Although the complementary studies by Bennett and colleagues and Arimura and colleagues greatly expand our understanding of the role of oncohistones and nucleosome dynamics in tumorigenesis, much remains unknown about histone mutations in cancer. For example, these analyses clearly show that some oncohistones display disease-specific associations and require certain secondary mutations, such as the aforementioned H3.3K27M in high-grade gliomas. Why these associations are present is not known but may be related to cell of origin, such as a glioma cell of origin that may be sensitive to subtle changes in PRC2 activity (5).

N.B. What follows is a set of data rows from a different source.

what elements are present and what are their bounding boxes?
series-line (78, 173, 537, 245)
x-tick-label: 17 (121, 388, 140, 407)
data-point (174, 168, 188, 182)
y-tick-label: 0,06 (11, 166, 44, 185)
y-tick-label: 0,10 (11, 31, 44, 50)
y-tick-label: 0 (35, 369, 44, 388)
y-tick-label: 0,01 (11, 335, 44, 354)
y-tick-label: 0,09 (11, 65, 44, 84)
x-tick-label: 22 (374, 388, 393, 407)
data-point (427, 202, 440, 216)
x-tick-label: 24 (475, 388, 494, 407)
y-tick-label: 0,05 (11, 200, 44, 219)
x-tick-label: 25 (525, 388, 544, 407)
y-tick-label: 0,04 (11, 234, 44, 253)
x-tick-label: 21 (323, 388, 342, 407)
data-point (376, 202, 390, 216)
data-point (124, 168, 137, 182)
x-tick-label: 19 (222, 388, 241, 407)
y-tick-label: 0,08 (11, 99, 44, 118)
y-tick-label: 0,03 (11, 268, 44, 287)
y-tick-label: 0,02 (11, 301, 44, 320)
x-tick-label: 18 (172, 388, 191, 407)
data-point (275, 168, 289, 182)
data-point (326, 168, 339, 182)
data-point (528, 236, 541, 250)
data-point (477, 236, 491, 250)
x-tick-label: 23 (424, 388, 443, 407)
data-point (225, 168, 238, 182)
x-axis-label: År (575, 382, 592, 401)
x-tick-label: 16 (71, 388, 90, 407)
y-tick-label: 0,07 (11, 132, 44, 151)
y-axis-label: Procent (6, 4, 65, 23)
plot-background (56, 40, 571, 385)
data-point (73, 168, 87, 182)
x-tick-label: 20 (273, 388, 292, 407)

The precise contributions of unstable nucleosomes to cancer have yet to be fully elucidated. Cancer is increasingly being appreciated as a disease driven by metabolic, transcriptional, and genomic heterogeneity (6). The impact of unstable nucleosomes on heterogeneity is not known, but it is attractive to speculate that oncohistones such as H2B-E76K may promote increased heterogeneity by relaxing regulatory mechanisms imposed by nucleosomes, potentially allowing transcription factors (TF) to engage sites that are normally protected by nucleosomes. Alternatively, oncohistone expression may allow for activation of a transcriptional program, such as a differentiation- and proliferation-promoting pathway, but due to increased nucleosome instability, networks that are normally terminated by these programs may inappropriately persist, such as those mediated by stem-like TFs.

Finally, as the reports by Nacev and colleagues and Bennett and colleagues show, oncohistones are more common and occur in a broader range of malignancies than previously appreciated. It will be important to correlate these mutations with clinical data to assess their correlations with disease subtypes and prognoses. In addition, it is possible that oncohistone-driven malignancies share therapeutic vulnerabilities across cancers, the signatures of which may be ascertained from clinical data. Now that oncohistones have been brought “into the fold,” therapies targeting the biology underlying these drivers of malignancy will undoubtedly become the subject of future investigation.

No potential conflicts of interest were disclosed.